Keeping lights-on in Adyen while handling millions of transactions in milliseconds with Elastic

EMEA Virtual
Thu, Jan 28, 2021, 5:00 PM (CET)

151 RSVP'ed

About this event

In this meetup, Adyen is going to share their experience in delivering operational excellence with Elastic. Adyen is a Dutch Payment Service Provider that that allows businesses to accept e-commerce, mobile, and point-of-sale payments. Adyen has more than 3,500 customers and is listed on the stock exchange Euronext.

Each talk will be approx 10/15min. 

Talk 1: Adyen & General architecture by Willem Pino:

In this introduction I will cover the basics of the problem Adyen is solving for it’s merchants. After this I will discuss how we handle the hundreds of transactions per second on our platform. What were the main scaling issues we ran into and how did we solve it? How do we handle the large amounts of data outside of our ELK stack?

Talk 2: Payment Search by Bengisu Sahin:

How we migrated ~12TB data from Elasticsearch v1.7 to v7.6

The Customer Area is our merchant facing web application where merchants can gain insights into their transactions and perform operational actions. In the Customer Area, the payment search is the most used functionality that allows merchants to search their payments by using an order reference, an email address, a payment method, etc.

At the end of 2014, we migrated the payment search from Lucene to ElasticSearch when the version of Elasticsearch was 1.7. Since then, we have done the first update last year, by jumping six major versions, to version 7.6. During this meetup, I will share our journey of this challenging update.

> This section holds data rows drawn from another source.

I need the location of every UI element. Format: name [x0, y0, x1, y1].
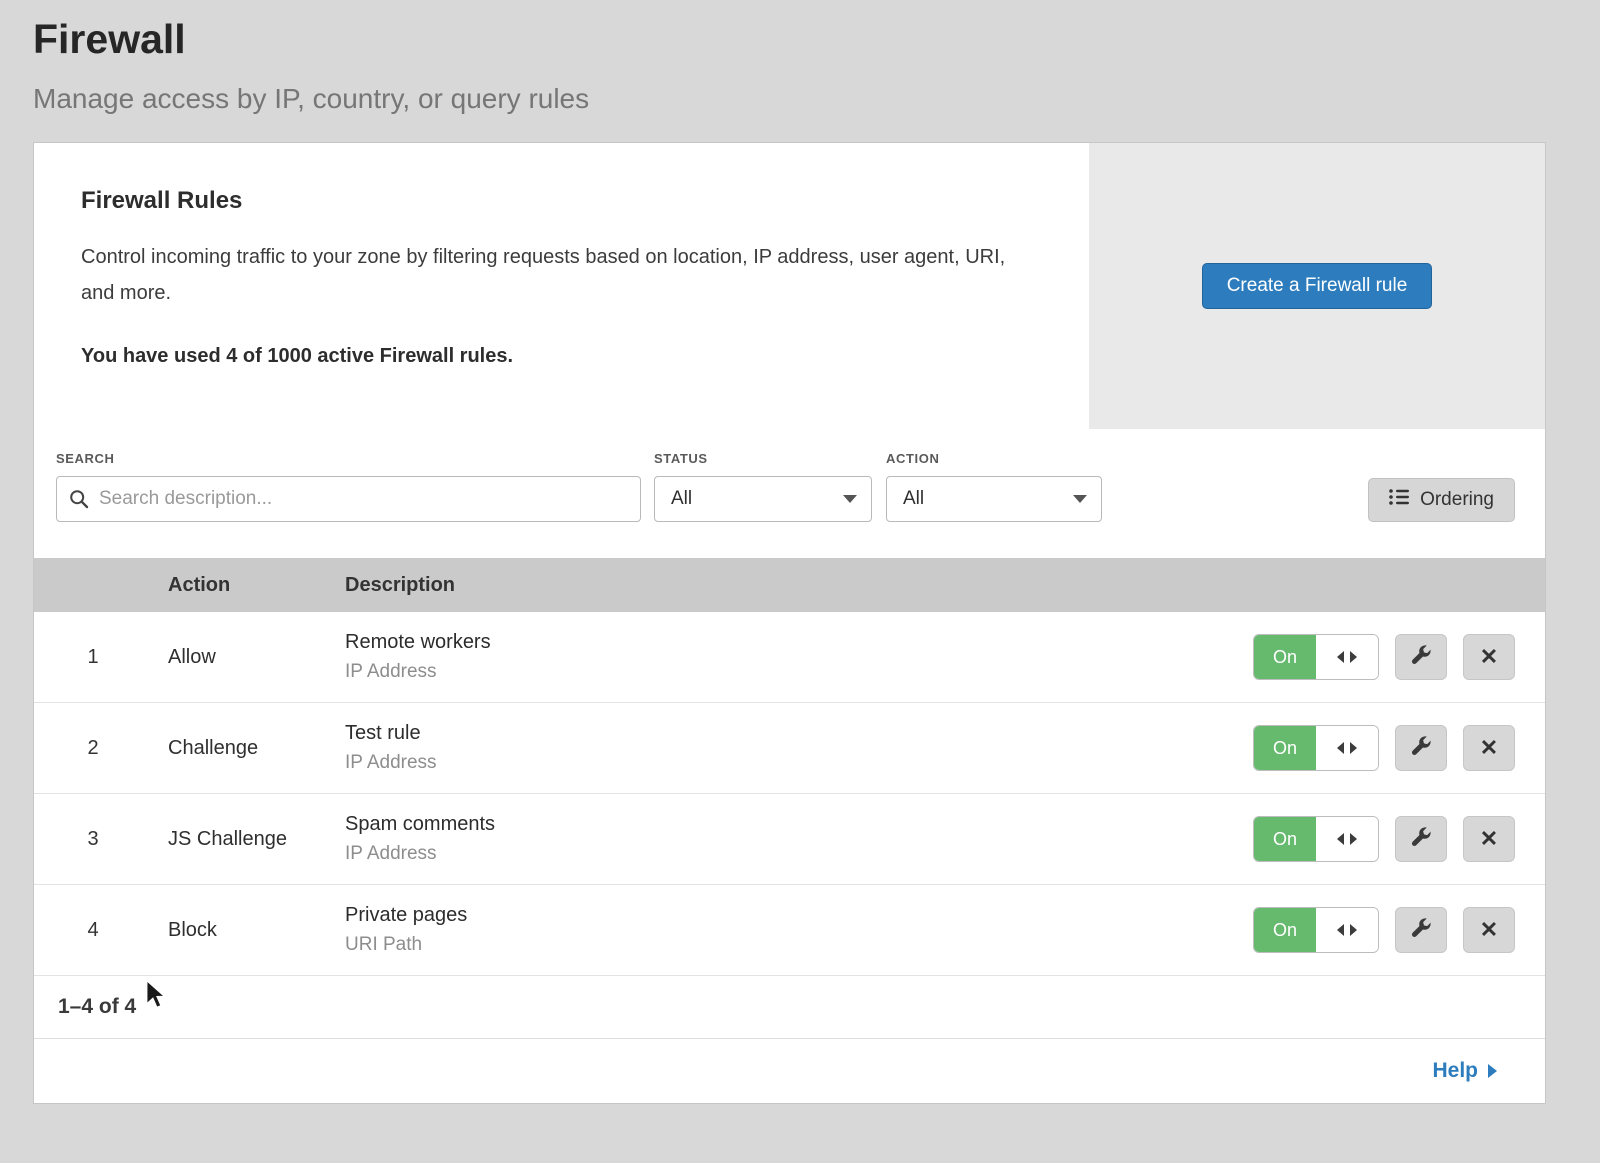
chevron-down-icon — [843, 495, 857, 503]
toggle-grip-icon[interactable] — [1316, 726, 1378, 770]
ordering-list-icon — [1389, 488, 1409, 512]
table-header-description: Description — [345, 574, 1515, 597]
rule-match-type: IP Address — [345, 843, 1253, 865]
rule-number: 2 — [62, 737, 168, 760]
edit-rule-button[interactable] — [1395, 634, 1447, 680]
pagination-text: 1–4 of 4 — [34, 976, 1545, 1039]
action-label: ACTION — [886, 451, 1102, 466]
firewall-rules-panel: Firewall Rules Control incoming traffic … — [34, 143, 1545, 429]
rule-description-cell: Spam comments IP Address — [345, 813, 1253, 865]
ordering-button[interactable]: Ordering — [1368, 478, 1515, 522]
rule-enabled-toggle[interactable]: On — [1253, 816, 1379, 862]
search-icon — [69, 489, 89, 514]
rule-description: Test rule — [345, 722, 1253, 745]
rule-number: 1 — [62, 646, 168, 669]
help-row: Help — [34, 1039, 1545, 1103]
ordering-button-label: Ordering — [1420, 489, 1494, 511]
toggle-grip-icon[interactable] — [1316, 635, 1378, 679]
page-header: Firewall Manage access by IP, country, o… — [0, 0, 1600, 115]
close-icon: ✕ — [1480, 737, 1498, 759]
status-label: STATUS — [654, 451, 872, 466]
panel-heading: Firewall Rules — [81, 187, 1029, 215]
toggle-on-label[interactable]: On — [1254, 726, 1316, 770]
toggle-grip-icon[interactable] — [1316, 817, 1378, 861]
rule-controls: On ✕ — [1253, 634, 1515, 680]
action-field-group: ACTION All — [872, 451, 1102, 522]
rule-match-type: IP Address — [345, 752, 1253, 774]
panel-action-area: Create a Firewall rule — [1089, 143, 1545, 429]
filter-bar: SEARCH STATUS All ACTION All — [34, 429, 1545, 558]
rule-description-cell: Remote workers IP Address — [345, 631, 1253, 683]
toggle-on-label[interactable]: On — [1254, 817, 1316, 861]
rule-action: JS Challenge — [168, 828, 345, 851]
table-row: 1 Allow Remote workers IP Address On — [34, 612, 1545, 703]
rule-description-cell: Private pages URI Path — [345, 904, 1253, 956]
table-row: 4 Block Private pages URI Path On ✕ — [34, 885, 1545, 976]
rule-controls: On ✕ — [1253, 907, 1515, 953]
search-input[interactable] — [56, 476, 641, 522]
status-select[interactable]: All — [654, 476, 872, 522]
delete-rule-button[interactable]: ✕ — [1463, 816, 1515, 862]
rule-description: Spam comments — [345, 813, 1253, 836]
close-icon: ✕ — [1480, 828, 1498, 850]
table-row: 2 Challenge Test rule IP Address On — [34, 703, 1545, 794]
rule-number: 4 — [62, 919, 168, 942]
edit-rule-button[interactable] — [1395, 816, 1447, 862]
rule-number: 3 — [62, 828, 168, 851]
table-header-action: Action — [168, 574, 345, 597]
action-select[interactable]: All — [886, 476, 1102, 522]
rule-description: Private pages — [345, 904, 1253, 927]
status-select-value: All — [671, 488, 692, 510]
delete-rule-button[interactable]: ✕ — [1463, 907, 1515, 953]
firewall-card: Firewall Rules Control incoming traffic … — [33, 142, 1546, 1104]
rule-controls: On ✕ — [1253, 725, 1515, 771]
wrench-icon — [1411, 736, 1432, 760]
rule-description-cell: Test rule IP Address — [345, 722, 1253, 774]
close-icon: ✕ — [1480, 919, 1498, 941]
delete-rule-button[interactable]: ✕ — [1463, 725, 1515, 771]
panel-description-area: Firewall Rules Control incoming traffic … — [34, 143, 1089, 429]
rule-description: Remote workers — [345, 631, 1253, 654]
toggle-on-label[interactable]: On — [1254, 908, 1316, 952]
rules-usage-text: You have used 4 of 1000 active Firewall … — [81, 345, 1029, 368]
delete-rule-button[interactable]: ✕ — [1463, 634, 1515, 680]
toggle-grip-icon[interactable] — [1316, 908, 1378, 952]
rule-match-type: IP Address — [345, 661, 1253, 683]
rule-action: Challenge — [168, 737, 345, 760]
status-field-group: STATUS All — [641, 451, 872, 522]
action-select-value: All — [903, 488, 924, 510]
rule-action: Block — [168, 919, 345, 942]
help-link-label: Help — [1432, 1059, 1478, 1083]
table-row: 3 JS Challenge Spam comments IP Address … — [34, 794, 1545, 885]
rule-match-type: URI Path — [345, 934, 1253, 956]
edit-rule-button[interactable] — [1395, 725, 1447, 771]
edit-rule-button[interactable] — [1395, 907, 1447, 953]
search-field-group: SEARCH — [56, 451, 641, 522]
wrench-icon — [1411, 918, 1432, 942]
help-link[interactable]: Help — [1432, 1059, 1497, 1083]
rule-action: Allow — [168, 646, 345, 669]
wrench-icon — [1411, 827, 1432, 851]
toggle-on-label[interactable]: On — [1254, 635, 1316, 679]
close-icon: ✕ — [1480, 646, 1498, 668]
rule-enabled-toggle[interactable]: On — [1253, 634, 1379, 680]
wrench-icon — [1411, 645, 1432, 669]
rule-enabled-toggle[interactable]: On — [1253, 907, 1379, 953]
page-title: Firewall — [33, 16, 1600, 63]
rules-table-body: 1 Allow Remote workers IP Address On — [34, 612, 1545, 976]
rule-controls: On ✕ — [1253, 816, 1515, 862]
triangle-right-icon — [1488, 1064, 1497, 1078]
panel-description: Control incoming traffic to your zone by… — [81, 239, 1029, 311]
table-header: Action Description — [34, 558, 1545, 612]
chevron-down-icon — [1073, 495, 1087, 503]
rule-enabled-toggle[interactable]: On — [1253, 725, 1379, 771]
create-firewall-rule-button[interactable]: Create a Firewall rule — [1202, 263, 1433, 309]
search-label: SEARCH — [56, 451, 641, 466]
page-subtitle: Manage access by IP, country, or query r… — [33, 83, 1600, 115]
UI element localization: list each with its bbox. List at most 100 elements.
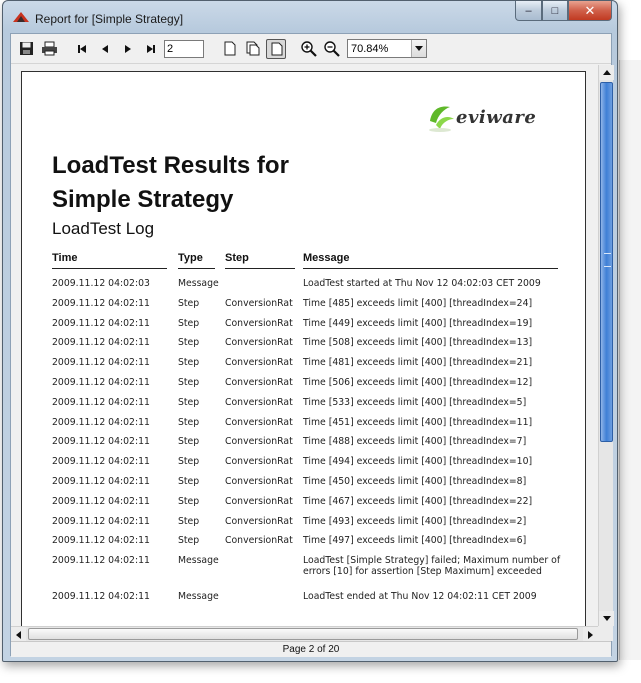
scroll-grip [604,253,611,267]
status-bar: Page 2 of 20 [11,641,611,657]
maximize-button[interactable]: □ [542,1,568,21]
scroll-down-button[interactable] [599,611,614,626]
cell-time: 2009.11.12 04:02:11 [52,591,150,603]
print-button[interactable] [39,39,59,59]
cell-message: LoadTest [Simple Strategy] failed; Maxim… [303,555,561,578]
cell-step: ConversionRat [225,357,293,369]
cell-step: ConversionRat [225,416,293,428]
close-button[interactable]: ✕ [568,1,612,21]
cell-step: ConversionRat [225,317,293,329]
first-page-button[interactable] [72,39,92,59]
cell-type: Message [178,555,219,567]
cell-type: Step [178,376,200,388]
zoom-select[interactable]: 70.84% [347,39,427,58]
cell-time: 2009.11.12 04:02:03 [52,278,150,289]
report-window: Report for [Simple Strategy] – □ ✕ 2 70.… [2,0,618,662]
page-indicator: Page 2 of 20 [282,644,340,655]
table-row: 2009.11.12 04:02:11 Message LoadTest end… [52,591,558,611]
scroll-up-button[interactable] [599,65,614,80]
zoom-in-icon [301,40,317,57]
prev-page-icon [102,44,108,53]
next-page-icon [125,44,131,53]
next-page-button[interactable] [118,39,138,59]
cell-time: 2009.11.12 04:02:11 [52,297,150,309]
table-row: 2009.11.12 04:02:11 Message LoadTest [Si… [52,555,560,591]
cell-message: Time [533] exceeds limit [400] [threadIn… [303,396,527,408]
zoom-out-button[interactable] [322,39,342,59]
minimize-button[interactable]: – [515,1,542,21]
page-number-input[interactable]: 2 [164,39,204,58]
table-row: 2009.11.12 04:02:11 Step ConversionRat T… [52,318,558,338]
prev-page-button[interactable] [95,39,115,59]
cell-message: Time [449] exceeds limit [400] [threadIn… [303,317,533,329]
cell-step: ConversionRat [225,376,293,388]
first-page-icon [78,44,86,53]
cell-time: 2009.11.12 04:02:11 [52,357,150,369]
cell-message: Time [450] exceeds limit [400] [threadIn… [303,475,527,487]
cell-step: ConversionRat [225,515,293,527]
save-icon [19,42,33,55]
title-bar[interactable]: Report for [Simple Strategy] – □ ✕ [3,1,617,33]
cell-time: 2009.11.12 04:02:11 [52,337,150,349]
cell-message: Time [451] exceeds limit [400] [threadIn… [303,416,533,428]
report-title: LoadTest Results for Simple Strategy [52,152,289,213]
continuous-pages-icon [271,42,282,56]
table-row: 2009.11.12 04:02:11 Step ConversionRat T… [52,496,558,516]
cell-message: Time [494] exceeds limit [400] [threadIn… [303,456,533,468]
horizontal-scrollbar[interactable] [11,626,598,642]
table-row: 2009.11.12 04:02:11 Step ConversionRat T… [52,397,558,417]
scrollbar-corner [598,626,613,641]
cell-type: Step [178,475,200,487]
cell-type: Message [178,278,219,289]
cell-type: Step [178,515,200,527]
column-header-time: Time [52,252,167,269]
save-button[interactable] [16,39,36,59]
cell-type: Step [178,337,200,349]
cell-step: ConversionRat [225,535,293,547]
zoom-dropdown-button[interactable] [411,40,426,57]
report-viewport[interactable]: eviware LoadTest Results for Simple Stra… [11,65,597,626]
horizontal-scroll-thumb[interactable] [28,628,578,640]
cell-step: ConversionRat [225,436,293,448]
last-page-button[interactable] [141,39,161,59]
cell-time: 2009.11.12 04:02:11 [52,456,150,468]
table-row: 2009.11.12 04:02:11 Step ConversionRat T… [52,476,558,496]
cell-type: Step [178,456,200,468]
cell-time: 2009.11.12 04:02:11 [52,475,150,487]
scroll-up-icon [602,70,611,75]
window-title: Report for [Simple Strategy] [35,12,184,26]
app-icon [13,12,29,22]
table-row: 2009.11.12 04:02:11 Step ConversionRat T… [52,456,558,476]
logo-text: eviware [456,107,537,128]
vertical-scroll-thumb[interactable] [600,82,613,442]
cell-message: LoadTest started at Thu Nov 12 04:02:03 … [303,278,541,289]
chevron-down-icon [415,46,423,51]
log-table-body: 2009.11.12 04:02:03 Message LoadTest sta… [52,278,560,611]
cell-message: LoadTest ended at Thu Nov 12 04:02:11 CE… [303,591,537,603]
cell-message: Time [467] exceeds limit [400] [threadIn… [303,495,533,507]
cell-time: 2009.11.12 04:02:11 [52,376,150,388]
zoom-in-button[interactable] [299,39,319,59]
column-header-step: Step [225,252,295,269]
cell-type: Step [178,317,200,329]
facing-pages-button[interactable] [243,39,263,59]
scroll-left-icon [16,630,21,639]
cell-time: 2009.11.12 04:02:11 [52,515,150,527]
cell-type: Step [178,436,200,448]
column-header-type: Type [178,252,215,269]
cell-time: 2009.11.12 04:02:11 [52,555,150,567]
cell-message: Time [488] exceeds limit [400] [threadIn… [303,436,527,448]
cell-type: Step [178,495,200,507]
table-row: 2009.11.12 04:02:11 Step ConversionRat T… [52,417,558,437]
scroll-left-button[interactable] [11,627,26,642]
continuous-pages-button[interactable] [266,38,286,59]
vertical-scrollbar[interactable] [598,65,614,626]
print-icon [41,41,57,56]
cell-time: 2009.11.12 04:02:11 [52,396,150,408]
single-page-icon [224,41,236,56]
single-page-button[interactable] [220,39,240,59]
table-row: 2009.11.12 04:02:11 Step ConversionRat T… [52,357,558,377]
scroll-right-button[interactable] [583,627,598,642]
cell-time: 2009.11.12 04:02:11 [52,416,150,428]
cell-message: Time [485] exceeds limit [400] [threadIn… [303,297,533,309]
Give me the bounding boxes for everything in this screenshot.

Talk 3: Monitoring by Diego Costa:

How we enable anyone at Adyen to keep track of their share of the platform in real time

The goal of the monitoring team at Adyen is to provide solutions that can monitor the whole platform for merchant-facing issues and that are flexible enough to be used by all the teams. This must occur on a (near) real time-basis. To accomplish this, we leverage the ELK stack to build the necessary tools. The monitoring solution looks upon analytic events, that are freely created by the programmers, as the source data for all the configurable monitors. This ‘auxiliary’ event exists in parallel and complements the logging infrastructure. Next, the monitors accommodate the analytic events into multiple use cases, such as spikes, drops, underperforming, anomaly detection, forecasting, etc. And finally, the alerts are delivered to the right individuals.

Talk 4: Logging by Lucian Grosu:

Growing a cluster from 1TB to 1PB+ of data and then throwing it all away to start from scratch

I'll be talking about how we scaled one of our logging clusters from a few machines to multiple racks worth of servers, what choices we made along the way. Emphasis has to be made on the role that the log sources have on the choices made when designing specific parts of the logging pipeline. In the end, we'll look into why, even after successfully scaling to this size, we had to start from scratch.